Now the focus shifts to Commerce Minister Anand Sharma. It is hard for Sharma to resist many demands for subsidies from exporters, who are going through rough times mainly due to recession in rich countries. But it is equally difficult for him to press the finance ministry for more concessions due to fiscal constraints. He can get off to a good start by telling the exporters that their major problem is the falling demand in the developed countries and that there is no point in throwing money just to help them sell at lower prices, which would only amount to subsidising the foreign buyers with Indian taxpayer’s money.
More important, Sharma should ask whether it is necessary to put in place the next five-year policy immediately. The Foreign Trade Policy (2004-09), which was to expire in March 2009, has been extended due to the elections. The uncertainty about how long the developed countries will take to come out of recession is so high that looking ahead for five years would only mean making wild guesses. A policy to ride out the remaining eight months of the current fiscal year would be more appropriate.
The chief merit of an ad hoc policy for eight months would be that Sharma can get enough time to meet more exporters and understand their problems, meet more trading partners and understand their perspectives, and get a better feel of the way the export promotion schemes and the way various offices of Director General of Foreign Trade work. He can reconstitute the now defunct Board of Trade and seek advice from experienced representatives of exporters rather than depend only on his ministry officials.
Sharma need not fear criticism for opting for a short-term policy because there is no shame in admitting that you need more time to frame a long-term policy due to uncertain times. That would be better than rushing headlong for a long-term policy that will have to undergo major changes by next year. Even otherwise, there are many temporary measures already in place. The Duty Entitlement Passbook Scheme is on till December 2009 only. The interest subvention scheme and enhanced risk coverage of Export Credit Guarantee Corporation are only till March 2010. The income-tax concession for export oriented units is only for one more year — till March 2011.

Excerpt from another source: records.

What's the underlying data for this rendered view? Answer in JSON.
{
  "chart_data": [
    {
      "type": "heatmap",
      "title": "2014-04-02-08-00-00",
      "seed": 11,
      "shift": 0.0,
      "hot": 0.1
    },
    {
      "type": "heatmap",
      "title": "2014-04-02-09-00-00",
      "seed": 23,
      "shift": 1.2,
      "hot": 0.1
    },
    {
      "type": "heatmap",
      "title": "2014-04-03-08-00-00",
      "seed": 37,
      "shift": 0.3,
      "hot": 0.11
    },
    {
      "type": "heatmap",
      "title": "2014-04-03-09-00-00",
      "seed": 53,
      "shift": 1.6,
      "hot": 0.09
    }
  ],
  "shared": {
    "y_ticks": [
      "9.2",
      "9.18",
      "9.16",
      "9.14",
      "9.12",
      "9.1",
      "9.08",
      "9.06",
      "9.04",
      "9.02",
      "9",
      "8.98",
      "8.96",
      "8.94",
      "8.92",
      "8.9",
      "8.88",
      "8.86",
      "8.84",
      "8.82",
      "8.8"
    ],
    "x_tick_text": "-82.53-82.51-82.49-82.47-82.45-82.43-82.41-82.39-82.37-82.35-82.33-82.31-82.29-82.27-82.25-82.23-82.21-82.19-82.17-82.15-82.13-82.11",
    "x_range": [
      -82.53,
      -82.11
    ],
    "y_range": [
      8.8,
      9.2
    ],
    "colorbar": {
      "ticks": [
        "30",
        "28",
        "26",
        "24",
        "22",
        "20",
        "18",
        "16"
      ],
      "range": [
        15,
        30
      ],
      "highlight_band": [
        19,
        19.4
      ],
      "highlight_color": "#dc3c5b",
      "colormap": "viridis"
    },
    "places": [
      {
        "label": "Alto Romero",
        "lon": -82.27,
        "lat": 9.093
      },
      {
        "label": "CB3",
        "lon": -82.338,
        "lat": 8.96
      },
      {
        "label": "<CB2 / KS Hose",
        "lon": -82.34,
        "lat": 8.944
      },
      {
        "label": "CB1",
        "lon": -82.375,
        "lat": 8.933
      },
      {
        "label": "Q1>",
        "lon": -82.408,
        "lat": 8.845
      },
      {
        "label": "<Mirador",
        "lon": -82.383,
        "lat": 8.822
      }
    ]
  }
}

Some initiatives, such as bringing down the duty to zero under the Export Promotion Capital Goods (EPCG) scheme, can be taken immediately. That will encourage modernistion by exporters. The Advance Authorisation and Duty Free Import Authorisation scheme can be merged and simplified. That can help reduce transaction costs. Many misuses, especially under deemed exports schemes and value-based reward/remission schemes, can be curbed. Paperwork can be cut significantly and procedures simplified to help exporters concentrate more on selling their products. Such measures need not wait for a long-term policy.